Wealth Managers: "Seven Reasons We're Mega-Bulls"

Jan 24, 2013, 06:00 ET from RVW Investing LLC

LOS ANGELES, Jan. 24, 2013 /PRNewswire/ -- There are fundamental reasons why, right now, the typical investor should be in a buy-and-hold posture with stocks, or better yet, selected ETFs.

That's the conclusion of Selwyn Gerber, a CPA and founding partner of RVW Investing LLC, a Century City-based strategic wealth management firm that advises both private individuals and pension funds.

"We leave speculation to those guided by tarot-card readers and the Wall Street marketing machines," says Gerber. "The average investor, in contrast, must take a long-term, dispassionate view of his goals."

Gerber lists seven key conclusions by the RVW Investment Committee which underpin their bullish outlook:


Corporate earnings are currently strong. Ultimately, prices are determined not by the passions of fear and greed (AKA bear and bull markets) but by the profits a business earns.


Corporate earnings in selected enterprises will strengthen as they continue to expand integration of technology, information systems and just-in-time techniques into their methodology.
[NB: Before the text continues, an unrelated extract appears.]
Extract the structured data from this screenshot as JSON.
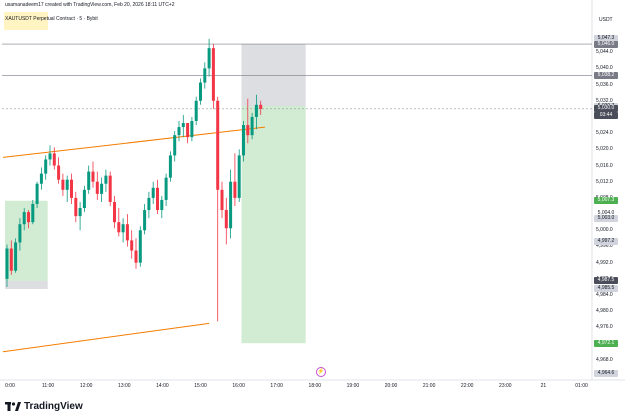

Additionally, the economy is now gradually growing through the natural recuperative powers of free market capitalism and the inevitability of business cycles.


The rush out of equities will reverse itself as the global and domestic uncertainties gradually get resolved. Markets eschew uncertainty but can generally cope even with bad news, once digested.


The plunging price of natural gas will lead to a manufacturing boom in the USA that has already started and will accelerate. Gas is a significant factor in the cost component in almost all heavy manufacturing. This will give the US an increasingly significant comparative advantage.


For most, the rush into hedge funds has been very disappointing. The widespread realization is that, for most investors, the class of "alternatives" has not worked out well. The S&P 500 has now significantly outperformed its hedge-fund rival for ten straight years, with the exception of 2008, when both fell sharply. Additionally, 35% of the hedge funds that existed 10 years ago either imploded or lost substantial sums.


Successful businesses are themselves proven inflation hedges. Given the debasement of currency currently taking place on an unprecedented scale, planning for inflation must be a given. Most of the larger companies can pass through the increased costs to their customers and continue to build their profits. In addition, these enterprises own assets that appreciate in inflationary times.


At this moment, equities are a bargain - by all objective and historical measures.

While not all observers share this upbeat attitude toward market movements, Gerber emphasizes that the key is to find good companies - or preferably ETFs - and hold them long term.

"Forget the tortoise and the hare," says Gerber. "In real life, the bulls always win."